One could mechanize this by augmenting the Result
monad to also emulate a notion of mutable state.
This could however be cumbersome, and the way arrays are mutated allow for a simpler solution: arrays are always copied right before being mutated, and the (local) copy is the array being mutated.
This means that, rather than using a monad-based solution, the mechanization uses immutable arrays, and a new array shadowing the previous one is generated at each mutation, which correctly emulates the specification since the mutated array is local.
Example: from the specification:
22.2.2.3.1 RepeatMatcher ( m, min, max, greedy, x, c, parenIndex, parenCount )
[...] 3. Let cap be a copy of x.[[Captures]]. 4. For each integer k in the inclusive interval from parenIndex + 1 to parenIndex + parenCount, set cap[k] to undefined. [...]

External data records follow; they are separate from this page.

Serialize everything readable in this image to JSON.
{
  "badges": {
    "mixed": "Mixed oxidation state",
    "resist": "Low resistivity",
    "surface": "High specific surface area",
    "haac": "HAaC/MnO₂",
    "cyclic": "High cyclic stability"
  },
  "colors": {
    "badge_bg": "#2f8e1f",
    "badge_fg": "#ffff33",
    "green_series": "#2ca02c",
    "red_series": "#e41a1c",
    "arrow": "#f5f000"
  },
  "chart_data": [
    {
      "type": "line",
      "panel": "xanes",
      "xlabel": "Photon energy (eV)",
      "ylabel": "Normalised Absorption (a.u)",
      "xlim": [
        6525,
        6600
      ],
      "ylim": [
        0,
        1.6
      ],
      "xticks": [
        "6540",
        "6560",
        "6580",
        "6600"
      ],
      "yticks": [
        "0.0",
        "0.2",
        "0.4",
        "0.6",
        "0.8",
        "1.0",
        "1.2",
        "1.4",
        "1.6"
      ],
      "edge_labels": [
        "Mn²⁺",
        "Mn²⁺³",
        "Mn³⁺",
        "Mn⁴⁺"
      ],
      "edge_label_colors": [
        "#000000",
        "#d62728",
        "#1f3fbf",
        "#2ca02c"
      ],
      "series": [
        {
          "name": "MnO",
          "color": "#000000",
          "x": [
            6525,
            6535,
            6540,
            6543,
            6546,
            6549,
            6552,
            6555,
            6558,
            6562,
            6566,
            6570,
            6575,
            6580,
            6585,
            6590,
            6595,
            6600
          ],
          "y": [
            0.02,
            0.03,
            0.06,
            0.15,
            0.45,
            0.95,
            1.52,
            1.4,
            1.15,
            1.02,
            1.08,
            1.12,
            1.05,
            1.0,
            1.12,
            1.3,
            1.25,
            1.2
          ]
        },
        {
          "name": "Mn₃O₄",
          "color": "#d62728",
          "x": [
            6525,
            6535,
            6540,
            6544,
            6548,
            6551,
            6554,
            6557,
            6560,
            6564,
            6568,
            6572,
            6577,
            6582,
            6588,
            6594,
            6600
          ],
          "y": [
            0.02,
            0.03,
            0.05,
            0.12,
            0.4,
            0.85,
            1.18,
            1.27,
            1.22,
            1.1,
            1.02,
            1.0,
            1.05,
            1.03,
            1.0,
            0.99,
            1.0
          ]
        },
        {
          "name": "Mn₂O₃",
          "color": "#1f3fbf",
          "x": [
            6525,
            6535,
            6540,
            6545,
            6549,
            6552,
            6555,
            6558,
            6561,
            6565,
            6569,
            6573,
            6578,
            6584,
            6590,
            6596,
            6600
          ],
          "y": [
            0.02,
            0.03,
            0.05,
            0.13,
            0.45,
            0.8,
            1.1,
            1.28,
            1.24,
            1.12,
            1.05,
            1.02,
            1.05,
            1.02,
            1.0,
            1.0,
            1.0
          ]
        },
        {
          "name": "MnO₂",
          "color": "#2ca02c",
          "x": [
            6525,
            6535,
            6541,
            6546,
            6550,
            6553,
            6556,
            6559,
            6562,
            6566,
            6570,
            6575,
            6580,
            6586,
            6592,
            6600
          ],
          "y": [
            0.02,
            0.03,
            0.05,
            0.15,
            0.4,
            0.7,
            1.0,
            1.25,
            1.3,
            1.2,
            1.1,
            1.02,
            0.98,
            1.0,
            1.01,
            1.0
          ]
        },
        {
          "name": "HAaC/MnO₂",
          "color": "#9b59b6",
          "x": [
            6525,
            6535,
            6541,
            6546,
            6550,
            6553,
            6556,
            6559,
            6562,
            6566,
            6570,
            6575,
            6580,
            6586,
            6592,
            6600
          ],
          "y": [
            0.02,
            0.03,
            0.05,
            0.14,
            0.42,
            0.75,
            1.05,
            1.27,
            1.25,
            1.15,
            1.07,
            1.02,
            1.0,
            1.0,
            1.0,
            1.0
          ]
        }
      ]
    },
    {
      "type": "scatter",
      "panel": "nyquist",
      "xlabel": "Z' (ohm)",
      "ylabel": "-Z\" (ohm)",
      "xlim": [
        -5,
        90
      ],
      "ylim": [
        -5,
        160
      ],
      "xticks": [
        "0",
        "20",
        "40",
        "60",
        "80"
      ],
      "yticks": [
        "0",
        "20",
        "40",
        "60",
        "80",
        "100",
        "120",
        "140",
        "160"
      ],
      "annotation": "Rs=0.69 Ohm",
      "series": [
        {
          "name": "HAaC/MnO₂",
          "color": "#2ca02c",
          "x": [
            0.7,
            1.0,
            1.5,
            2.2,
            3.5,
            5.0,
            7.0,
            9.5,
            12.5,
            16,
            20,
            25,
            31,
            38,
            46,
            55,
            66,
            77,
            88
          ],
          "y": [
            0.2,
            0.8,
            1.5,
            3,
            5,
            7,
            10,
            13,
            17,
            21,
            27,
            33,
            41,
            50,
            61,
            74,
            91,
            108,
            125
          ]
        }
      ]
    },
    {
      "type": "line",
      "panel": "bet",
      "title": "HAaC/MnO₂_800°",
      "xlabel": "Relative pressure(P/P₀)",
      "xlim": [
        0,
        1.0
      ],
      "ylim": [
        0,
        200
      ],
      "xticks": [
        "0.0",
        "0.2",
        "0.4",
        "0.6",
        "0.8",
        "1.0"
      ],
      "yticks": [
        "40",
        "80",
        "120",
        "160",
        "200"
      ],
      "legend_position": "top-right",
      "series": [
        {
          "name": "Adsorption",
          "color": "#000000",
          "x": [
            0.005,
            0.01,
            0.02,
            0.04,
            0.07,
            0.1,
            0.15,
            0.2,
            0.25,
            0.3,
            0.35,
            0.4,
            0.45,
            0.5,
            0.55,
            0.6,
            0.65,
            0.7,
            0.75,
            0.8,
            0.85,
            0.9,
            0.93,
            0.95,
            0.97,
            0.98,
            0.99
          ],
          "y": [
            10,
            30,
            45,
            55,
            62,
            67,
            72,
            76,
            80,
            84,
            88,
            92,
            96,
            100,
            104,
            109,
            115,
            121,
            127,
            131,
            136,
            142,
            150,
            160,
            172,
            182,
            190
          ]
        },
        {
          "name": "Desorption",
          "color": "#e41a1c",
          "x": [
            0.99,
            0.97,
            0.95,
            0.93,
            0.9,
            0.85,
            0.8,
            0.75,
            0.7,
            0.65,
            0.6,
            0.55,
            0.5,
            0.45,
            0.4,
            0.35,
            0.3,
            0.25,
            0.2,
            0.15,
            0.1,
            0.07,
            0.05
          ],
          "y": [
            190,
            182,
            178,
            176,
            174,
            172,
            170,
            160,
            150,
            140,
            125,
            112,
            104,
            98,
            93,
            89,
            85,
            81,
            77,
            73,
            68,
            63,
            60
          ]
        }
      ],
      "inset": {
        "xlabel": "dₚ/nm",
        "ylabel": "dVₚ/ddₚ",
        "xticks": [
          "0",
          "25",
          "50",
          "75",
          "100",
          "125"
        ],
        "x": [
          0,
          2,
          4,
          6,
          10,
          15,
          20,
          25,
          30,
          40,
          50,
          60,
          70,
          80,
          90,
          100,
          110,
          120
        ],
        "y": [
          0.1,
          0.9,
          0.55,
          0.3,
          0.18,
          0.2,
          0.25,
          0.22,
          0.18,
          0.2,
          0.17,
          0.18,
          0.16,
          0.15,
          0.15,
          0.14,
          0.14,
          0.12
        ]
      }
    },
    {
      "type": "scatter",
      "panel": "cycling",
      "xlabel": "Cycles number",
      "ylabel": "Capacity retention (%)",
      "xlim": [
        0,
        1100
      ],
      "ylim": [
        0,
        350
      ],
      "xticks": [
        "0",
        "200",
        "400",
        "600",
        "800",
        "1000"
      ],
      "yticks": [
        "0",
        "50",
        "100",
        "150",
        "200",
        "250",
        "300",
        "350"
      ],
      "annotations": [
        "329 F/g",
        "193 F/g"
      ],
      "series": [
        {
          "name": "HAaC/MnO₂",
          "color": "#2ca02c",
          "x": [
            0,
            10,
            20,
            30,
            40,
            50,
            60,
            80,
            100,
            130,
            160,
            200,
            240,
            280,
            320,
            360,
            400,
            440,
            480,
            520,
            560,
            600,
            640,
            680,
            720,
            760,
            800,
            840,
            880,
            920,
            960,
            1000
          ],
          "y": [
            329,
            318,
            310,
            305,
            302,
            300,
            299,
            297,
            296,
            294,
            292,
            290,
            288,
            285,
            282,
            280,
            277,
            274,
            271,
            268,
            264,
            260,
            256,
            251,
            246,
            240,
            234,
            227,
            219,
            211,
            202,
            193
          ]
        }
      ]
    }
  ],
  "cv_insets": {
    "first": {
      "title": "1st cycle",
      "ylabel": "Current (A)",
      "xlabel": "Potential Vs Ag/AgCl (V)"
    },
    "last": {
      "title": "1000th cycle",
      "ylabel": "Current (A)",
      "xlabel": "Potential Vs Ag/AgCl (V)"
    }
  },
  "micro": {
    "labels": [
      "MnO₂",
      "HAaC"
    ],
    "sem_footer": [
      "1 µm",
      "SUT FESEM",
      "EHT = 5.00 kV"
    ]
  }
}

Some frontend functions (e.g. exec
, test
, matchAll
, ...) are mechanized in the spec/Frontend.v
.
Unlike the core matching algorithm which is described using some pseudocode which is completely independent from JavaScript, the description of these functions relies more heavily on JavaScript features and semantics.
The mechanization hence doesn't follow the pseudocode as closely, and some operations (e.g. casting the untyped inputs into the correct type) are not mechanized, since they don't really make sense in Gallina, and modelling these was out of the scope.
To see the kind of operations which are omitted, take a look at the wrapper for Test262, which has to implement these missing functionalities.
A potentially interesting direction would be to integrate these functions in a mechanization of JavaScript lacking regex support, and call this mechanization from there.